A l'agité du bocal
de Louis-Ferdinand Céline

critiqué par Jules, le 31 mai 2001
(Bruxelles - 77 ans)


La note:  étoiles
Pour les vrais amateurs
Ce livre commence par la réponse de Céline à une attaque directe de Sartre qui avait écrit dans « les Temps Modernes », en décembre quarante-cinq, que « Si Céline a pu soutenir les thèses socialistes des Nazis, c’est qu'il était payé ».
La réponse de Céline n’est pas triste dans son style.
Ce texte est suivi des « Carnets du cuirassé Destouches » qu'il avait écrit pendant la guerre de quatorze. Il l’avait donné à un de ses amis de guerre et celui-ci ne fit jamais le rapprochement entre Céline et Destouches. Il ne le fit que lorsque Céline publia « D’un château l'autre », il le confiera à un intermédiaire qui le remit à Céline et les deux anciens camarades de combat allaient se revoir.
Viennent ensuite plusieurs préfaces de Céline pour d’autres livres que les siens.
Le dernier texte est un dialogue entre Céline et un certain Darribehaude qui espérait faire un film sur lui et le rencontra à plusieurs reprises. De nombreux sujets sont évoqués et c'est tout l’intérêt de ce document.
Sacré Jean-Baptiste Sartre 8 étoiles

Il est couramment admis que le sieur Destouches se caractérise dans le paysage littéraire français du XXe.s. par son style novateur, teinté d’argot et de tournures hétérodoxes. Le résultat est très souvent remarquable, les chefs d’œuvres que sont le Voyage au bout de la nuit, Mort à crédit ou la trilogie allemande (D’un château l’autre, Nord et Rigodon) sont là pour en témoigner.
C’est néanmoins dans ses pamphlets que ce style s’exprime avec toute sa force car il permet à l’écrivain d’évacuer les trop-pleins de haine et de ressentiment qui l’habitent. C’est dans ces moments de transe que le lecteur devine terribles que l’inventivité sans bornes de Céline se déchaîne contre l’objet de sa diatribe.

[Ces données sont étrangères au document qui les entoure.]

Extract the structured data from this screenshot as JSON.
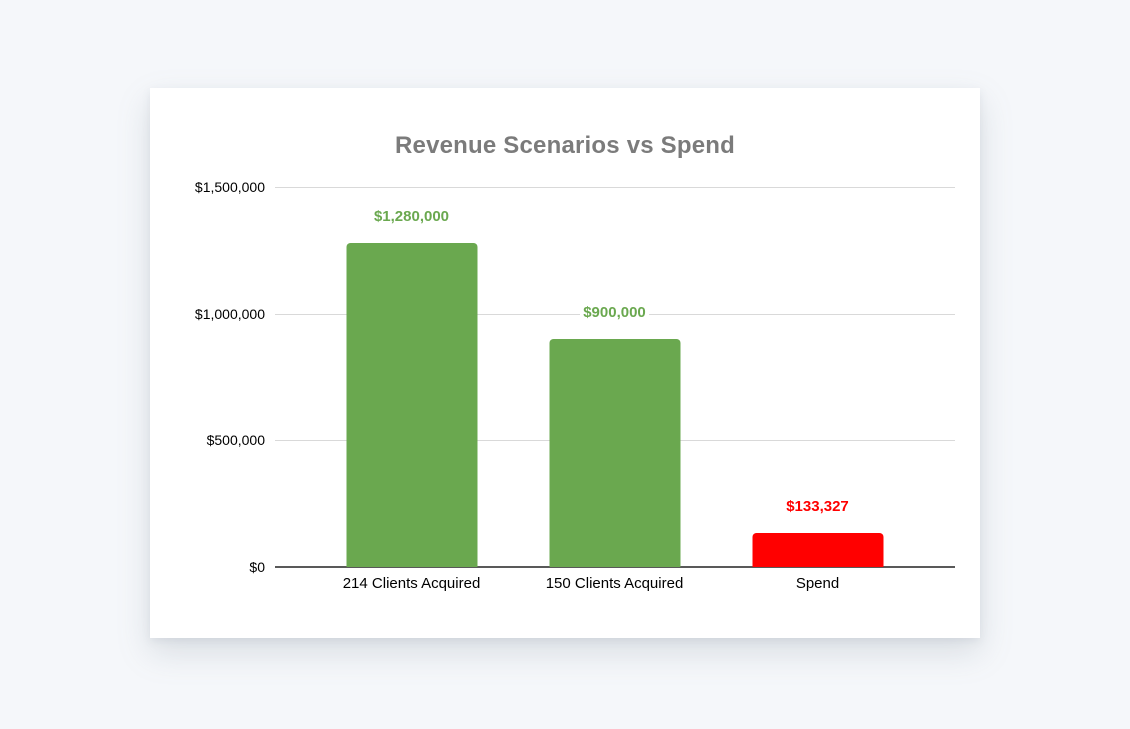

La réponse de Céline à Sartre (l’agité du bocal en question) qui l’avait nommément désigné dans Réflexions sur la question juive est savoureuse du début à la fin, elle n’est pas exempte de vulgarité mais parvient tout de même à forcer l’admiration du lecteur : oui, la maestria de Céline est immense, il manie les mots avec un talent que seuls quelques-uns ont su montrer au cours de la longue histoire littéraire française (ce sont Flaubert, Daudet, Bloy)… il est leur héritier dans ses vitupérations et son exaltation. Un beau texte qui est aussi comique, ce qui ne gâche rien… à déconseiller cependant aux sartriens bon teint qui verront leur héros remis à la place qu’il mérite.

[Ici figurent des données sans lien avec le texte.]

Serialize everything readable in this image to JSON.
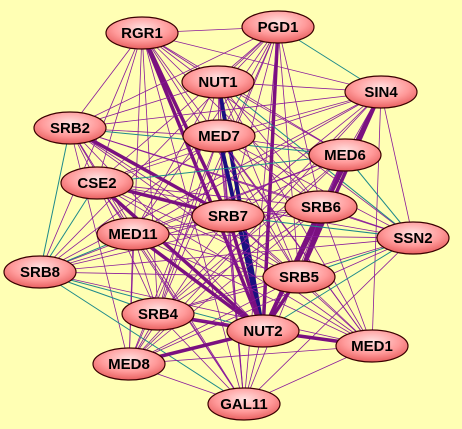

Les autres textes contenus dans ce petit recueil (les carnets du cuirassier Destouches, 31, cité d’Antin, Bezons à travers les âges, L’argot est né de la haine, il n’existe plus, et un verbatim de son dernier entretien, donné à deux journalistes) sont moins marquants mais j’en ai tout de même apprécié leur lecture.